A century ago, Anna Hyatt Huntington (1876-1973) was among the city’s most prominent sculptors, known for her naturalistic animal sculptures and heroic figures. Today, her work is displayed in many of the city’s leading institutions and outdoor spaces, including Columbia, the Metropolitan Museum of Art, the Cathedral of St. John the Divine, Central Park and the Bronx Zoo, where she spent time studying animals up close. Her bronze sculpture Joan of Arc sitting astride a horse stands at West 93rd Street and Riverside Drive. When it was unveiled in 1915, it was the first sculpture of a woman, by a woman, in the city. This month, Columbia’s Wallach Gallery is focusing on her early work in an exhibit titled "Goddess, Heroine, Beast: Anna Hyatt Huntington’s New York Sculpture, 1902-1936."
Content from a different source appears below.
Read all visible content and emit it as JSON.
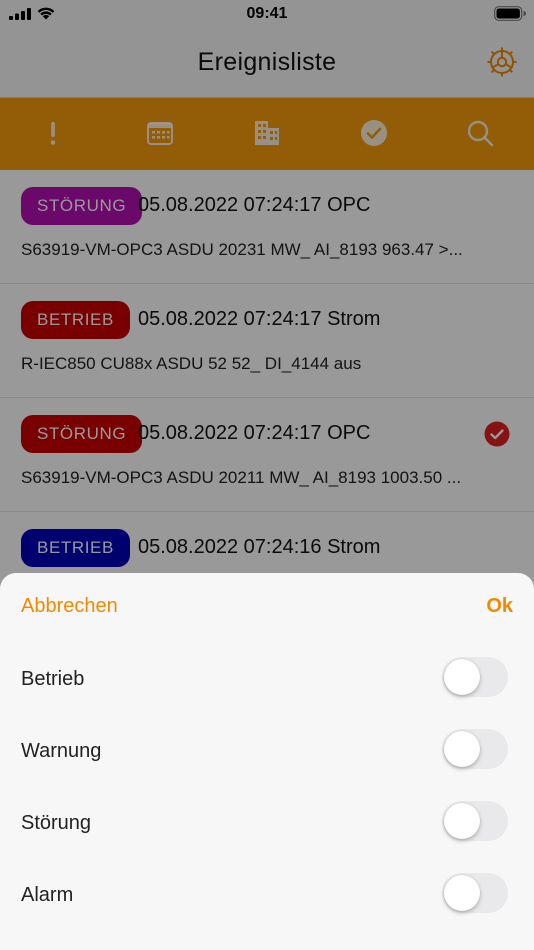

Huntington worked on every scale, from monumental to medals. To convey the experience of her larger-than-life works, the gallery used high-resolution, rotational digital photography to present them in the round. Alongside these projections, created by Columbia’s Media Center for Art History, are many of Huntington’s other works, her life-size bronze Diana of the Chase, and 14 animal sculptures that showcase the emotional depth and realism for which she was known.

“All around New York City, beloved sculpture by Anna Hyatt Huntington remains, its author forgotten,” said Anne Higonnet, Ann Whitney Olin Professor of Art History at Barnard and Columbia, who organized the exhibition with assistant project coordinator Kitty Dare, a Columbia M.A. student, and University students.

In her lifetime, Huntington and her husband, philanthropist Archer Milton Huntington, helped found nearly 20 museums and wildlife preserves as well as America’s first sculpture garden, Brookgreen Gardens in South Carolina.